Two college students from Univesity of Washington in US, Thomas Pryor and Navid Azodi, just won a $10,000 for inventing SignAloud – gloves that translate sign language into text and speech so that deaf and mute people can communicate with those who don’t speak sign language.
Watch the video below to know more about this new invention of SignAloud and how it can possibly achieve a new level of independence to over 70 million people.
Let’s just hope that these two brilliant inventors live up to its promise in making an international model which will work in different sign languages because it could be a household name even in the Philippines in the future.

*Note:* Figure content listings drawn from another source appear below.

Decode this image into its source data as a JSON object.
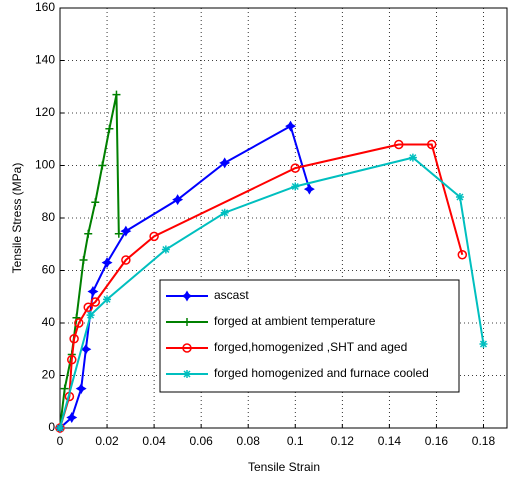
{
  "chart_data": {
    "type": "line",
    "x_label": "Tensile Strain",
    "y_label": "Tensile Stress (MPa)",
    "xlim": [
      0,
      0.19
    ],
    "ylim": [
      0,
      160
    ],
    "xticks": [
      0,
      0.02,
      0.04,
      0.06,
      0.08,
      0.1,
      0.12,
      0.14,
      0.16,
      0.18
    ],
    "yticks": [
      0,
      20,
      40,
      60,
      80,
      100,
      120,
      140,
      160
    ],
    "grid": true,
    "legend": "bottom-right",
    "series": [
      {
        "name": "ascast",
        "color": "#0000ff",
        "marker": "star",
        "x": [
          0,
          0.005,
          0.009,
          0.011,
          0.014,
          0.02,
          0.028,
          0.05,
          0.07,
          0.098,
          0.106
        ],
        "values": [
          0,
          4,
          15,
          30,
          52,
          63,
          75,
          87,
          101,
          115,
          91
        ]
      },
      {
        "name": "forged at ambient temperature",
        "color": "#008000",
        "marker": "plus",
        "x": [
          0,
          0.002,
          0.005,
          0.007,
          0.01,
          0.012,
          0.015,
          0.018,
          0.021,
          0.024,
          0.025
        ],
        "values": [
          0,
          15,
          28,
          42,
          64,
          74,
          86,
          100,
          114,
          127,
          74
        ]
      },
      {
        "name": "forged,homogenized ,SHT and aged",
        "color": "#ff0000",
        "marker": "circle",
        "x": [
          0,
          0.004,
          0.005,
          0.006,
          0.008,
          0.012,
          0.015,
          0.028,
          0.04,
          0.1,
          0.144,
          0.158,
          0.171
        ],
        "values": [
          0,
          12,
          26,
          34,
          40,
          46,
          48,
          64,
          73,
          99,
          108,
          108,
          66
        ]
      },
      {
        "name": "forged homogenized and furnace cooled",
        "color": "#00bfbf",
        "marker": "asterisk",
        "x": [
          0,
          0.013,
          0.02,
          0.045,
          0.07,
          0.1,
          0.15,
          0.17,
          0.18
        ],
        "values": [
          0,
          43,
          49,
          68,
          82,
          92,
          103,
          88,
          32
        ]
      }
    ]
  }
}
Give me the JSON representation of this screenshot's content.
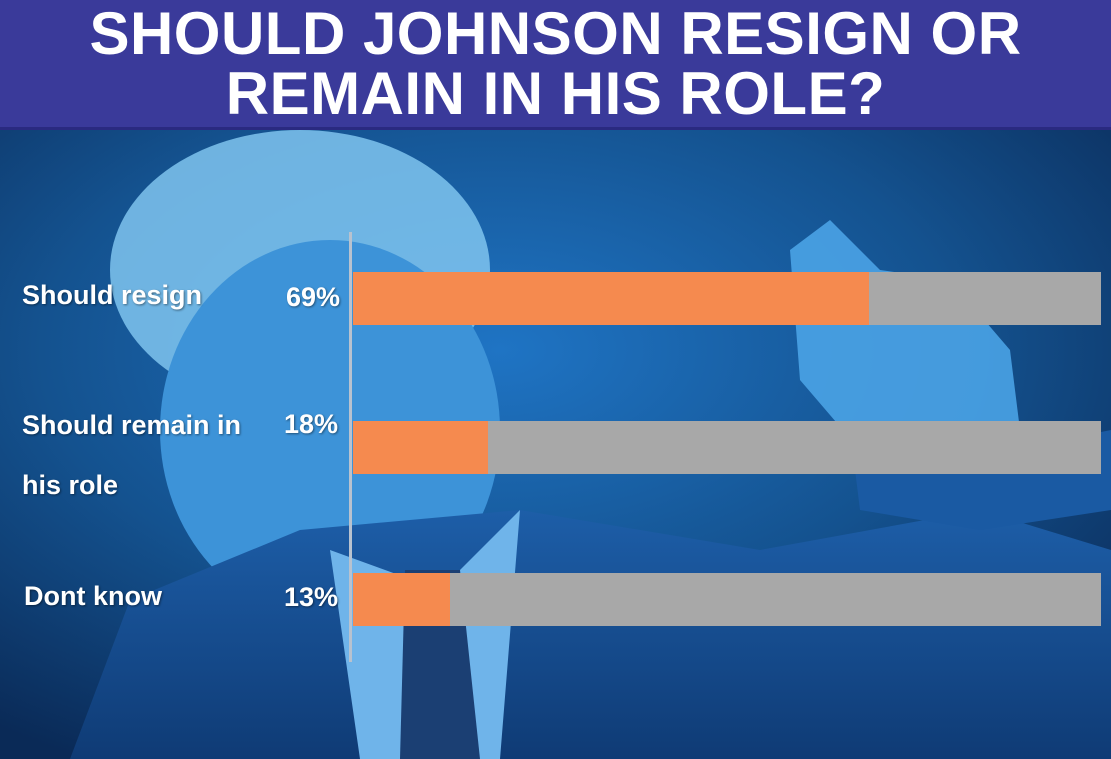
{
  "header": {
    "title": "SHOULD JOHNSON RESIGN OR REMAIN IN HIS ROLE?"
  },
  "colors": {
    "header_bg": "#3a3a9a",
    "bar_fill": "#f58a4f",
    "bar_track": "#a8a8a8",
    "photo_tint": "#1f74c4"
  },
  "chart_data": {
    "type": "bar",
    "orientation": "horizontal",
    "title": "SHOULD JOHNSON RESIGN OR REMAIN IN HIS ROLE?",
    "categories": [
      "Should resign",
      "Should remain in his role",
      "Dont know"
    ],
    "values": [
      69,
      18,
      13
    ],
    "value_labels": [
      "69%",
      "18%",
      "13%"
    ],
    "xlim": [
      0,
      100
    ],
    "unit": "%",
    "grid": false,
    "legend": "none"
  }
}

Cool! But I believe they would only translate basic ASL. However, ASL or any other visual language has it’s own syntax, word order, phoneme ans facial expressions which would be extremely difficult to convert into spoken words. But this is a bold step towards fulfilling it. – from a professonal Sign Language Interpreter
This is the project proposal of my schoolmate back in 99. Dunno if they finished that thesis/project though.
When I heard of this, I recalled a film I watched long ago: Michael Crichton’s “Congo”. Amy (a gorilla) was using similar gloves to communicate with scientists.
This is brilliant, and I hope they manage to bring this “Sign-To-Speech” software to smartphones so deaf/mute people can use them anywhere.
seriously? Matagal nang paikot-ikot ang thesis topic na yan sa ECE/CpE undergrads sa Pinas.
Ibat-ibang methods. Sad.
Scientists are treated like crap here – no surprise we can’t do anything.